Kano State Police Commissioner Mr Rabiu Yusuf disclosed that nine people were killed in clashes between Shi’ite Muslims and police during a religious procession in Kano on Monday
The clashes occurred on the outskirts of Kano, a city that bears the same name as the state, as members of Shi’ite group, the Islamic Movement in Nigeria (IMN), conducted an annual procession to Zaria in neighbouring Kaduna state.
It was the latest in a series of incidents involving the sect. A judicial inquiry in August reported that 347 IMN members were killed and buried in mass graves after clashes with the army in December 2015, and two sect members were killed in processions in Kaduna state last month.
Yusuf told reporters nine people died in Monday’s violence – eight IMN members and a policeman. He said several people were injured, including four police officers.

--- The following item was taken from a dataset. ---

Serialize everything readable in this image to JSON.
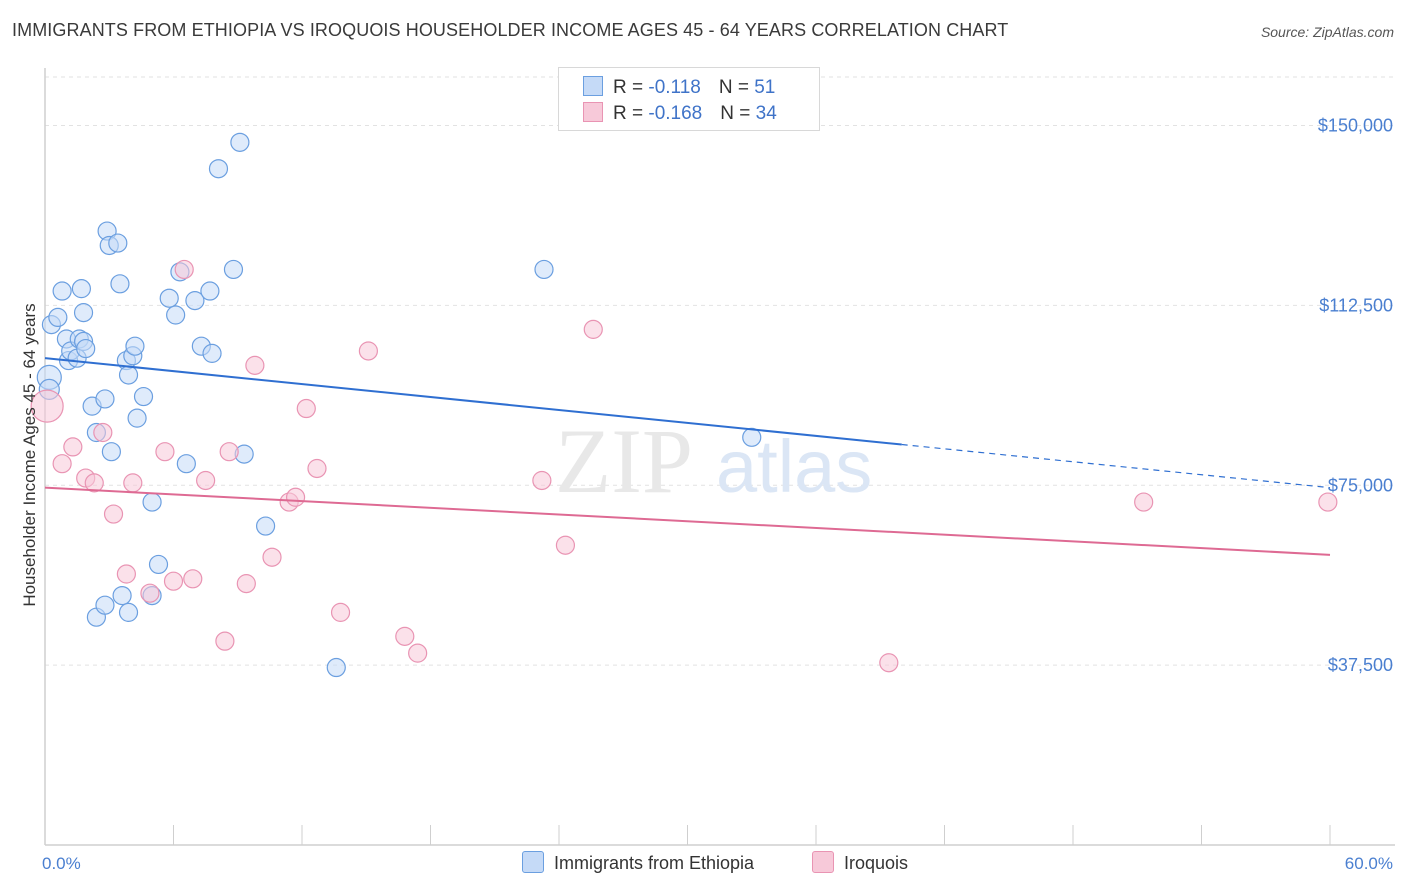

“At first we used tear gas on them. They attacked one of our personnel, who sustained a fatal injury,” he said.
Yusuf said IMN members used the dead policeman’s weapon to fire at officers and they had “no option” but to use live ammunition in response.
A spokesman for the IMN Ibrahim Musa, whose 1980s founders were inspired by the Islamic Revolution in Shi’ite Iran, said police had blocked the path of its members before unleashing tear gas and live ammunition on them. He said the IMN was a peaceful group.
Musa said “Throughout the nearly four decades of the existence of the IMN, it has never stockpiled, carried or used weapons,”
Last month the Kaduna state government declared IMN as an “unlawful society” on the grounds that its processions were a danger to peace, and said anyone convicted of being a member of the sect could be imprisoned for up to seven years.
Human Rights Watch estimates that IMN has around 3 million members. The sect’s leader, Sheikh Ibrahim Zakzaky, has been held without charge since December following the clashes with the army in Zaria.
Security analysts have drawn some parallels between the IMN and Boko Haram, the Sunni Muslim jihadist group whose insurgency began in 2009 after security forces killed hundreds of its members and its leader Mohammed Yusuf died in custody.